Differences in pain treatment can be summed up as follows:
A white man walks into a doctor’s office complaining about pain. He leaves the office with a prescription for pain medicine. Possibly Oxycontin.
A white woman walks into a doctor’s office complaining about pain. She leaves the office with a prescription for anti-depressants. Prozac, Paxil, Lexapro, Viibryd. And possibly Abilify added on if the complaints continue.
A person of color, pick a gender, walks into a doctor’s office complaining about pain. That person of color leaves the office with nothing.
Green, C., & Hart-Johnson, T. The Adequacy of Chronic Pain Management Prior to Presenting at a Tertiary Care Pain Center: The Role of Patient Socio-Demographic Characteristics. The Journal of Pain, 11.8 [August 2010]: 746–754.
In several clinical vignette studies, women and minorities received lesser quality pain care for acute, chronic, and cancer pain when presenting with similar pain problems than men….These and our current findings provide support for differences in pain-care quality. Although no racial differences in analgesic prescribing adequacy were found, we did identify differences in analgesic prescribing adequacy by gender. The gender gap was widest among younger patients and diminished as they approached age 50, suggesting younger women are at risk for lesser quality pain care.
Kposowa, A., & Tsunokai, G. Searching for relief: racial differences in treatment
of patients with back pain. Race & Society, 5 (2002): 193–223.
Results provide evidence to suggest that there are substantial racial/ethnic disparities in the likelihood of obtaining prescriptions for back pain in the United States. African American male patients were significantly less likely to receive pain medications than White male patients. African American and Hispanic male patients were considerably less likely than their White counterparts to receive prescribed pain medications. These results persisted even after controlling for the potentially confounding effects of pain intensity and source of payment. In addition, African American and Hispanic patients presenting with back pain received fewer medications on average than White patients .
Mossey, J. Defining Racial and Ethnic Disparities in Pain Management. Clin Orthop Relat Res. 469:7 (Jul 2011), 1859-1870. Link.
Pain Management and Prescription Drugs. Common Sense for Drug Policy, DrugWarFacts.org.
20. (Undertreatment of Pain More Common Among African-American Patients Than Whites) “Undertreatment of pain among African Americans has been well documented. For example, children with sickle-cell anemia (a painful disease that occurs most often among African Americans) who presented to hospital emergency departments (EDs) with pain were far less likely to have their pain assessed than were children with long-bone fractures (Zempsky et al., 2011).
“In general, moreover, a number of studies have shown that physicians tend to prescribe less analgesic medication for African Americans than for whites (Bernabei et al., 1998; Edwards et al., 2001; Green and Hart-Johnson, 2010). A study that used a pain management index to evaluate pain control found that blacks were less likely than whites to obtain prescriptions for adequate pain relief, based on reported pain severity and the strength of analgesics provided. Because such an index is a way to quantify a person’s response to pain medication alone, it is likely that people in this study did not receive other types of treatment for pain either.”

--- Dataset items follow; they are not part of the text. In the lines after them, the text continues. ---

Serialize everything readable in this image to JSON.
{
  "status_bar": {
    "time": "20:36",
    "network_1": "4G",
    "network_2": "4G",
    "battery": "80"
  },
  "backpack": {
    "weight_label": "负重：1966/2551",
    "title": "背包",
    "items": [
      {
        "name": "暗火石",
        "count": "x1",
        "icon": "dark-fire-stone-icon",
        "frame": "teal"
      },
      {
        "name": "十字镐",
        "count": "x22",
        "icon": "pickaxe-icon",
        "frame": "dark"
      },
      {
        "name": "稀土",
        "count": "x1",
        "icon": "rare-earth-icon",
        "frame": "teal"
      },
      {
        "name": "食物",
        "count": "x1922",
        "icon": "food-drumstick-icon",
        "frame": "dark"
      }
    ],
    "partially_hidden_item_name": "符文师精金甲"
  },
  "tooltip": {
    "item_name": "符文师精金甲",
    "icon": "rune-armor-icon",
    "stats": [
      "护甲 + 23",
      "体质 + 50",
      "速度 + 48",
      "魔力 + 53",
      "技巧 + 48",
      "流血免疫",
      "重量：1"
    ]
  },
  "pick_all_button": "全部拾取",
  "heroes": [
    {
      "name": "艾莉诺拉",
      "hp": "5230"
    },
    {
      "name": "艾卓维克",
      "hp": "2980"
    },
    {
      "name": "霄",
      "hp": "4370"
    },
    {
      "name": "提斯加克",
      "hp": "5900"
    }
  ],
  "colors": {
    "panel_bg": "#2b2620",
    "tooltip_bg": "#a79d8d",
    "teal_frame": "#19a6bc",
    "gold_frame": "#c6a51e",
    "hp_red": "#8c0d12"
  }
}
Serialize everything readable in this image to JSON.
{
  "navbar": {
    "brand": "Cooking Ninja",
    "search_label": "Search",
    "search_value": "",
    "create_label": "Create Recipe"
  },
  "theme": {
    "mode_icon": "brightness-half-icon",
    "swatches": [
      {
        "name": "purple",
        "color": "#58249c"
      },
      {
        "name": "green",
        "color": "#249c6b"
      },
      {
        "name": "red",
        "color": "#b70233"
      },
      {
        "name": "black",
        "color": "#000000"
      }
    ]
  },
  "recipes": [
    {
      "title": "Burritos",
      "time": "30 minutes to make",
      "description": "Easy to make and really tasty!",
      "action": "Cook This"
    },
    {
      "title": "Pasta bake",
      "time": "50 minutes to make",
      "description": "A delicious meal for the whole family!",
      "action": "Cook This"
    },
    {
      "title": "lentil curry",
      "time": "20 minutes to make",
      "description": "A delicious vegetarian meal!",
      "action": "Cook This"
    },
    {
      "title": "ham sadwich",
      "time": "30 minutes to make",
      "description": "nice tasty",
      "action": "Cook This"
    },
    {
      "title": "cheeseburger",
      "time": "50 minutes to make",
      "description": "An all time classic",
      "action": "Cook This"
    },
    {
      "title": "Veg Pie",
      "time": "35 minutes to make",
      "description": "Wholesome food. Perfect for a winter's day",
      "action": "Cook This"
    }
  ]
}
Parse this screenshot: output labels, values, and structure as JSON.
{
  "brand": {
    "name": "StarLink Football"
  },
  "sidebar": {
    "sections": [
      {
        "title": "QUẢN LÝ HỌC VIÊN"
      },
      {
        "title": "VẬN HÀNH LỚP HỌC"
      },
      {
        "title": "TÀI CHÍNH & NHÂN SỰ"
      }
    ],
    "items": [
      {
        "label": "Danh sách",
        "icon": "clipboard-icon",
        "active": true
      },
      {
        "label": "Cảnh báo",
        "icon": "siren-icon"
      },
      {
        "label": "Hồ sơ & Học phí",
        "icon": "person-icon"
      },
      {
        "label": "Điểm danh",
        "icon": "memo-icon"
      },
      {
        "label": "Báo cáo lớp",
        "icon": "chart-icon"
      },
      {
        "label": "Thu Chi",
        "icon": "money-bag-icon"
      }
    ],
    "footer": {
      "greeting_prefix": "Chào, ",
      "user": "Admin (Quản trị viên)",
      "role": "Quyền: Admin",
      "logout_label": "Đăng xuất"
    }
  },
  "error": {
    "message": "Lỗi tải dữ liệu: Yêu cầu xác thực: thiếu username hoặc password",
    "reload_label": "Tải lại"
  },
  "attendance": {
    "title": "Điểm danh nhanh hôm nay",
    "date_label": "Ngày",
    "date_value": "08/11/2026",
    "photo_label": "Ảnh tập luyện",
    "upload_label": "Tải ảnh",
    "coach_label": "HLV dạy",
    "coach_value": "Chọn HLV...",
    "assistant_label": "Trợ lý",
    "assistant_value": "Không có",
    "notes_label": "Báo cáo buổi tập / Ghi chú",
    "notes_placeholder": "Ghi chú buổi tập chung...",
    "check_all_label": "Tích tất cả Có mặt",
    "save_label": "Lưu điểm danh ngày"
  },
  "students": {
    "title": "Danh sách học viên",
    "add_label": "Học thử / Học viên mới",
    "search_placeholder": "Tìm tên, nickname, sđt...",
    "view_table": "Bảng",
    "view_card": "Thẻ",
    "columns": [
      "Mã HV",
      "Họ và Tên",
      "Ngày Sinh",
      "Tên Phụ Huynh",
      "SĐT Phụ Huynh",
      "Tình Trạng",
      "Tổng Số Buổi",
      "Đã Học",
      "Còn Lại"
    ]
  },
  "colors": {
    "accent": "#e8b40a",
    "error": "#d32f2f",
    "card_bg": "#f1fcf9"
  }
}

Source: Institute of Medicine, “Relieving Pain in America: A Blueprint for Transforming Prevention, Care, Education, and Research” (Washington, DC: National Academy of Sciences, 2011), p. 68. http://www.nap.edu/openbook.php?record_id=13172
27. (Populations At Increased Risk For Chronic Pain And For Inadequate Treatment) “An important message from epidemiologic studies cited by Blyth and colleagues (2010) is ‘the universal presence across populations of characteristic subgroups of people with an underlying propensity or increased risk for chronic pain, in the context of a wide range of different precipitating or underlying diseases and injuries’ (p. 282). These vulnerable subgroups are most often those of concern to public health.5 Increased vulnerability to pain is associated with the following:
“• having English as a second language,
“• race and ethnicity,
“• income and education,
“• sex and gender,
“• age group,
“• geographic location,
“• military veterans,
“• cognitive impairments,
“• surgical patients,
“• cancer patients, and
“• the end of life.
“Many of these same groups also are at risk of inadequate treatment.”